What deer mice can tell us about high-elevation pregnancies and fetal growth

Biologist Kate Wilsterman is amazed by pregnancy. This essential mammalian life process is both complicated and dynamic: In addition to creating the next generation, pregnancy requires changes in nearly every organ of the gestational parent; dramatic changes in physiology; and perhaps most impressively, the growth of an entire organ (the placenta) using cells from two different individuals.

That's why Wilsterman, assistant professor in the Department of Biology at Colorado State University, wants to understand how the physiology of pregnancy has evolved and diversified across mammals. In particular, she's interested in species' adaptive strategies for dealing with the effects of high elevations, where oxygen is less abundant. For mammals, including humans that gestate at high elevations, a fetus may be deprived of an adequate supply of oxygen, which is called gestational hypoxia. Gestational hypoxia in humans is linked to low birth weight and birth defects.

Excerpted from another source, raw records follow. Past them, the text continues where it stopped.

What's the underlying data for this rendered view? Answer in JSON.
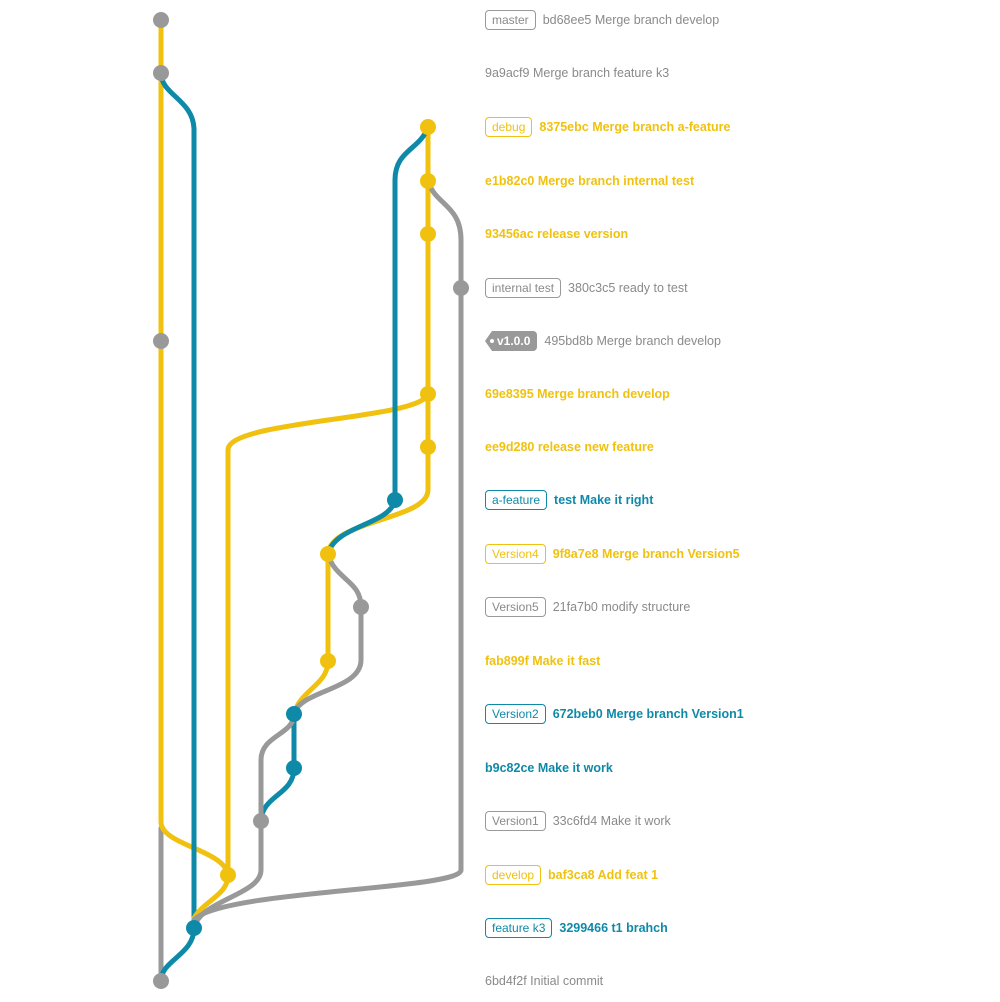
{
  "colors": {
    "grey": "#999999",
    "yellow": "#f0c20f",
    "blue": "#0e8aa8",
    "tag_text": "#ffffff"
  },
  "commits": [
    {
      "tag": "master",
      "tag_type": "branch",
      "text": "bd68ee5 Merge branch develop",
      "color": "grey"
    },
    {
      "tag": "",
      "tag_type": "",
      "text": "9a9acf9 Merge branch feature k3",
      "color": "grey"
    },
    {
      "tag": "debug",
      "tag_type": "branch",
      "text": "8375ebc Merge branch a-feature",
      "color": "yellow"
    },
    {
      "tag": "",
      "tag_type": "",
      "text": "e1b82c0 Merge branch internal test",
      "color": "yellow"
    },
    {
      "tag": "",
      "tag_type": "",
      "text": "93456ac release version",
      "color": "yellow"
    },
    {
      "tag": "internal test",
      "tag_type": "branch",
      "text": "380c3c5 ready to test",
      "color": "grey"
    },
    {
      "tag": "v1.0.0",
      "tag_type": "version",
      "text": "495bd8b Merge branch develop",
      "color": "grey"
    },
    {
      "tag": "",
      "tag_type": "",
      "text": "69e8395 Merge branch develop",
      "color": "yellow"
    },
    {
      "tag": "",
      "tag_type": "",
      "text": "ee9d280 release new feature",
      "color": "yellow"
    },
    {
      "tag": "a-feature",
      "tag_type": "branch",
      "text": "test Make it right",
      "color": "blue"
    },
    {
      "tag": "Version4",
      "tag_type": "branch",
      "text": "9f8a7e8 Merge branch Version5",
      "color": "yellow"
    },
    {
      "tag": "Version5",
      "tag_type": "branch",
      "text": "21fa7b0 modify structure",
      "color": "grey"
    },
    {
      "tag": "",
      "tag_type": "",
      "text": "fab899f Make it fast",
      "color": "yellow"
    },
    {
      "tag": "Version2",
      "tag_type": "branch",
      "text": "672beb0 Merge branch Version1",
      "color": "blue"
    },
    {
      "tag": "",
      "tag_type": "",
      "text": "b9c82ce Make it work",
      "color": "blue"
    },
    {
      "tag": "Version1",
      "tag_type": "branch",
      "text": "33c6fd4 Make it work",
      "color": "grey"
    },
    {
      "tag": "develop",
      "tag_type": "branch",
      "text": "baf3ca8 Add feat 1",
      "color": "yellow"
    },
    {
      "tag": "feature k3",
      "tag_type": "branch",
      "text": "3299466 t1 brahch",
      "color": "blue"
    },
    {
      "tag": "",
      "tag_type": "",
      "text": "6bd4f2f Initial commit",
      "color": "grey"
    }
  ]
}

In new research published in Proceedings of the National Academy of Sciences, Wilsterman and colleagues show that mammals' ability to support fetal growth is significantly affected by decreased oxygen at high elevations. At the same time, species that have adapted to living at high elevations have differences in their genes that protect against the effects of hypoxia. This adaptation has been observed among some human populations, such as people of Tibetan or Andean ancestry, in which mothers carry added placental protections against the effects of hypoxia on their fetuses.

According to this new research, it turns out humans' distant mammalian cousins, deer mice, are a good model for studying evolutionary adaptations that offset the effects of hypoxia on fetal and placental development across all mammal species, including humans.

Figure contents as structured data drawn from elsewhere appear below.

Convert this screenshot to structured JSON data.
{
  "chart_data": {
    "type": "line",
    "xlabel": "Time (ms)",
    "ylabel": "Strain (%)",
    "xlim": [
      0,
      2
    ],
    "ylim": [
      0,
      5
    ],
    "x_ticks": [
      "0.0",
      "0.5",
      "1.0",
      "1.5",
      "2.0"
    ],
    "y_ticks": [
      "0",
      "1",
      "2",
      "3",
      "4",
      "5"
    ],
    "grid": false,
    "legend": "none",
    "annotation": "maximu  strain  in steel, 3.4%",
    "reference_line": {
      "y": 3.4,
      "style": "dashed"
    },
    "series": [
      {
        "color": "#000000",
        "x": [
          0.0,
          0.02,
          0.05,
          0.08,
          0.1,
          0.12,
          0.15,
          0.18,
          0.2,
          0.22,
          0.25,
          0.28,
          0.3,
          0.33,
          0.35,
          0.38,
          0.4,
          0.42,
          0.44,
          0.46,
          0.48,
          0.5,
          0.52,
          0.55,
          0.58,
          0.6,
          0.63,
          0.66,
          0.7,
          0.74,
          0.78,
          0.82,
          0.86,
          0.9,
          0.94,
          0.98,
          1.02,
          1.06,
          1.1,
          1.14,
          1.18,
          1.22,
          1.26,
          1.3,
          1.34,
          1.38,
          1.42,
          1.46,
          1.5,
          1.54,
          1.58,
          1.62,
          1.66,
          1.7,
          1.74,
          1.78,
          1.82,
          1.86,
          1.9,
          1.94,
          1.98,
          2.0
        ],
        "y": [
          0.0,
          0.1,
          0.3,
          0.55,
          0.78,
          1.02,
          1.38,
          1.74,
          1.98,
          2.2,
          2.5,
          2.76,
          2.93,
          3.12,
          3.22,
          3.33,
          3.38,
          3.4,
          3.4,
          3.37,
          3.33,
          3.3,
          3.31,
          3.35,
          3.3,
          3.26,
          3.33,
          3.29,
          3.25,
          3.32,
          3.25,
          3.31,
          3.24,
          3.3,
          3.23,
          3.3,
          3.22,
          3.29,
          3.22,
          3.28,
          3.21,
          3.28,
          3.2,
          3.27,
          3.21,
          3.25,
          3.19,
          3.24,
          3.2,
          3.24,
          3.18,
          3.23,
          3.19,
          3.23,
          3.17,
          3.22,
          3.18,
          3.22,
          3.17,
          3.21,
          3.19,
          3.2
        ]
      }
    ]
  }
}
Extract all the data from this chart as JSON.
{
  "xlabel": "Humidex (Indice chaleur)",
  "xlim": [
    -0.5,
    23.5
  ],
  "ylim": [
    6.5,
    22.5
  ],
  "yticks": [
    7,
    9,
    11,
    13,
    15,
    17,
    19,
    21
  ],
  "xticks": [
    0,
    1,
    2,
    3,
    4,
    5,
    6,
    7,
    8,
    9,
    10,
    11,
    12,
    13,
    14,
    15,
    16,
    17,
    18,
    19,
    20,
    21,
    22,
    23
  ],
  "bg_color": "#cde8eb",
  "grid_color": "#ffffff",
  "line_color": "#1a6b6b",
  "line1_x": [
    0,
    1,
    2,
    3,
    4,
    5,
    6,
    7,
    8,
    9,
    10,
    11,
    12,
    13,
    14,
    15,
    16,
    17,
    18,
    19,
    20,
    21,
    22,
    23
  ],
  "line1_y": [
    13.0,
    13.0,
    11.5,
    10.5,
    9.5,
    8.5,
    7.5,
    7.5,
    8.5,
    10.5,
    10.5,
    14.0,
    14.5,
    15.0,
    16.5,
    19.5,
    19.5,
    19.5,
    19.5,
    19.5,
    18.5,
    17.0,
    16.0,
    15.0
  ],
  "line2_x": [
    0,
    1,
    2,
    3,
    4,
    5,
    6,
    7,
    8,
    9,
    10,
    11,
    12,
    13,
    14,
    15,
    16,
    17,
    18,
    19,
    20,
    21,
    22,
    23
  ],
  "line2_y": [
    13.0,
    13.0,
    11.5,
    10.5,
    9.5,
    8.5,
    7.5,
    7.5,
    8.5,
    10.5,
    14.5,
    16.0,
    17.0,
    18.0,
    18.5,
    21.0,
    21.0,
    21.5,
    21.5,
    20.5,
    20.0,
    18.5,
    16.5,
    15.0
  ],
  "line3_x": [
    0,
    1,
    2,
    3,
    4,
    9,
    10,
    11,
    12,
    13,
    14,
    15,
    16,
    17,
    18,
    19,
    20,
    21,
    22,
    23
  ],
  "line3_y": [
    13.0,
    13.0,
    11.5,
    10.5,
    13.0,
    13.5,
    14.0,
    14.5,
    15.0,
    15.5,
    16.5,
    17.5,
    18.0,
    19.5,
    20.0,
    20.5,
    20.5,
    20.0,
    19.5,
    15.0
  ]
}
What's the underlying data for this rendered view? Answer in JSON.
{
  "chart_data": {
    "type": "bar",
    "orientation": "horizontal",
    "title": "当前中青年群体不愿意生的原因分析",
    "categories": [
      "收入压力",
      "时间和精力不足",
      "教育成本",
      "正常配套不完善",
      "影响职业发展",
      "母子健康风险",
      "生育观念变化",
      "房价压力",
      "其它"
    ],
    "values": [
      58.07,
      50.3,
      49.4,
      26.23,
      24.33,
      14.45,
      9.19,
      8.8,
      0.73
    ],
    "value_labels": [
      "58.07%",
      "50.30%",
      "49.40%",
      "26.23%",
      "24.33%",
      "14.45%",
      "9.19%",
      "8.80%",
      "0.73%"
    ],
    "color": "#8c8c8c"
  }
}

Wilsterman's experiments were conducted in collaboration with Zachary Cheviron and Jeff Good at the University of Montana, while Wilsterman was a postdoctoral researcher at their institution. She joined the CSU faculty in 2022.

Highland and lowland mice

The researchers studied different populations of field mice that live at both high and low elevations. They found that lowland mice suffered stunted fetal growth when exposed to hypoxia, but highland mice were able to prevent the effects of hypoxia on fetal growth by altering their placentas. The study by Wilsterman and co-authors also uncovered genetic changes that were associated with this adaptive strategy.

Evolutionary adaptation to high elevations is well studied in both humans and deer mice, but historically that work has been largely focused on cardiovascular effects, i.e., things related to exercise, Wilsterman explained. The PNAS study is a first insight into gestational adaptations in mice.

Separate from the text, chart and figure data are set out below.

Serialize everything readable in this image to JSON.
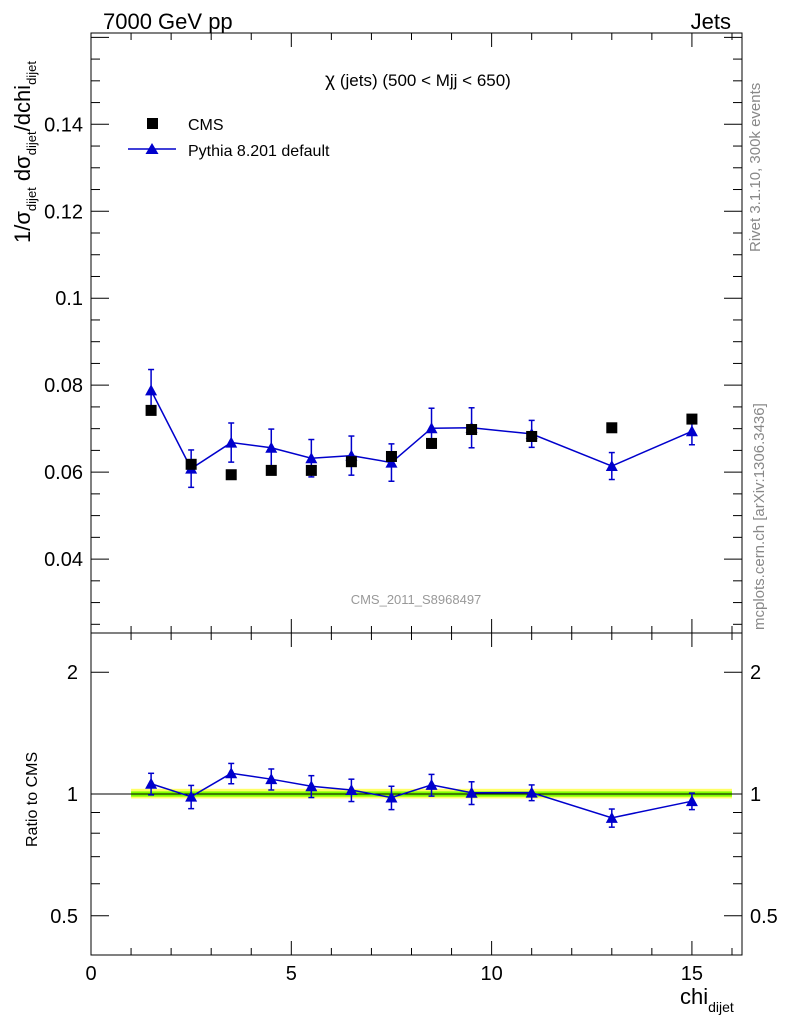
{
  "header": {
    "left": "7000 GeV pp",
    "right": "Jets"
  },
  "side_labels": {
    "rivet": "Rivet 3.1.10,  300k events",
    "mcplots": "mcplots.cern.ch [arXiv:1306.3436]"
  },
  "plot_title": {
    "chi": "χ",
    "rest": " (jets) (500 < Mjj <  650)"
  },
  "watermark": "CMS_2011_S8968497",
  "legend": {
    "data_label": "CMS",
    "mc_label": "Pythia 8.201 default"
  },
  "axes": {
    "x_label_main": "chi",
    "x_label_sub": "dijet",
    "ratio_ylabel": "Ratio to CMS"
  },
  "colors": {
    "data": "#000000",
    "mc": "#0000cc",
    "band_inner": "#80ff00",
    "band_outer": "#ffff66"
  },
  "chart_data": [
    {
      "type": "scatter",
      "panel": "main",
      "ylabel": "1/σ_dijet dσ_dijet/dchi_dijet",
      "xlim": [
        0,
        16.25
      ],
      "ylim": [
        0.023,
        0.161
      ],
      "x_ticks": [
        0,
        5,
        10,
        15
      ],
      "y_ticks": [
        0.04,
        0.06,
        0.08,
        0.1,
        0.12,
        0.14
      ],
      "y_tick_labels": [
        "0.04",
        "0.06",
        "0.08",
        "0.1",
        "0.12",
        "0.14"
      ],
      "series": [
        {
          "name": "CMS",
          "marker": "square",
          "x": [
            1.5,
            2.5,
            3.5,
            4.5,
            5.5,
            6.5,
            7.5,
            8.5,
            9.5,
            11.0,
            13.0,
            15.0
          ],
          "y": [
            0.0742,
            0.0618,
            0.0594,
            0.0604,
            0.0604,
            0.0624,
            0.0636,
            0.0666,
            0.0698,
            0.0682,
            0.0702,
            0.0722
          ]
        },
        {
          "name": "Pythia 8.201 default",
          "marker": "triangle",
          "x": [
            1.5,
            2.5,
            3.5,
            4.5,
            5.5,
            6.5,
            7.5,
            8.5,
            9.5,
            11.0,
            13.0,
            15.0
          ],
          "y": [
            0.0788,
            0.0608,
            0.0668,
            0.0656,
            0.0632,
            0.0638,
            0.0622,
            0.0701,
            0.0702,
            0.0688,
            0.0614,
            0.0694
          ],
          "yerr": [
            0.0048,
            0.0043,
            0.0045,
            0.0043,
            0.0043,
            0.0045,
            0.0043,
            0.0046,
            0.0046,
            0.0031,
            0.0031,
            0.0031
          ]
        }
      ]
    },
    {
      "type": "scatter",
      "panel": "ratio",
      "ylabel": "Ratio to CMS",
      "xlabel": "chi_dijet",
      "xlim": [
        0,
        16.25
      ],
      "y_scale": "log",
      "ylim": [
        0.4,
        2.5
      ],
      "x_ticks": [
        0,
        5,
        10,
        15
      ],
      "y_ticks": [
        0.5,
        1,
        2
      ],
      "y_tick_labels": [
        "0.5",
        "1",
        "2"
      ],
      "reference_line": 1,
      "band": {
        "xlim": [
          1.0,
          16.0
        ],
        "inner": [
          0.985,
          1.015
        ],
        "outer": [
          0.975,
          1.03
        ]
      },
      "series": [
        {
          "name": "Pythia 8.201 default",
          "marker": "triangle",
          "x": [
            1.5,
            2.5,
            3.5,
            4.5,
            5.5,
            6.5,
            7.5,
            8.5,
            9.5,
            11.0,
            13.0,
            15.0
          ],
          "y": [
            1.06,
            0.985,
            1.125,
            1.088,
            1.045,
            1.023,
            0.98,
            1.053,
            1.007,
            1.008,
            0.873,
            0.96
          ],
          "yerr": [
            0.065,
            0.065,
            0.065,
            0.065,
            0.065,
            0.065,
            0.065,
            0.065,
            0.065,
            0.045,
            0.045,
            0.045
          ]
        }
      ]
    }
  ]
}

"Our results suggest that these reproductive changes are an important part of how mammals must adapt to high elevations over evolutionary timescales," she said. "These findings thus highlight an underappreciated set of physiological processes that are involved."

According to Wilsterman, there are deeply conserved processes that contribute to placental development across mammals, and the deer mice they used in their study share some of these gene networks and developmental processes with humans.

"We hope that by understanding placental responses to hypoxia and the developmental effects on fetal growth in deer mice, we can also improve our understanding of human biology," she said. "Specifically, if we can understand how deer mice have 'solved' the problem of hypoxia for fetal growth, we may eventually be able to identify targets for treatment development in humans or be in a better position to identify where things are going wrong in gestational diseases that involve hypoxia."

Wilsterman's team at CSU will continue their line of inquiry into hypoxia adaptations by drilling down into the cell types that are driving the tissue-level changes they saw. They also hope to identify the genetic variants that contribute to how specific placental cell types respond to hypoxia.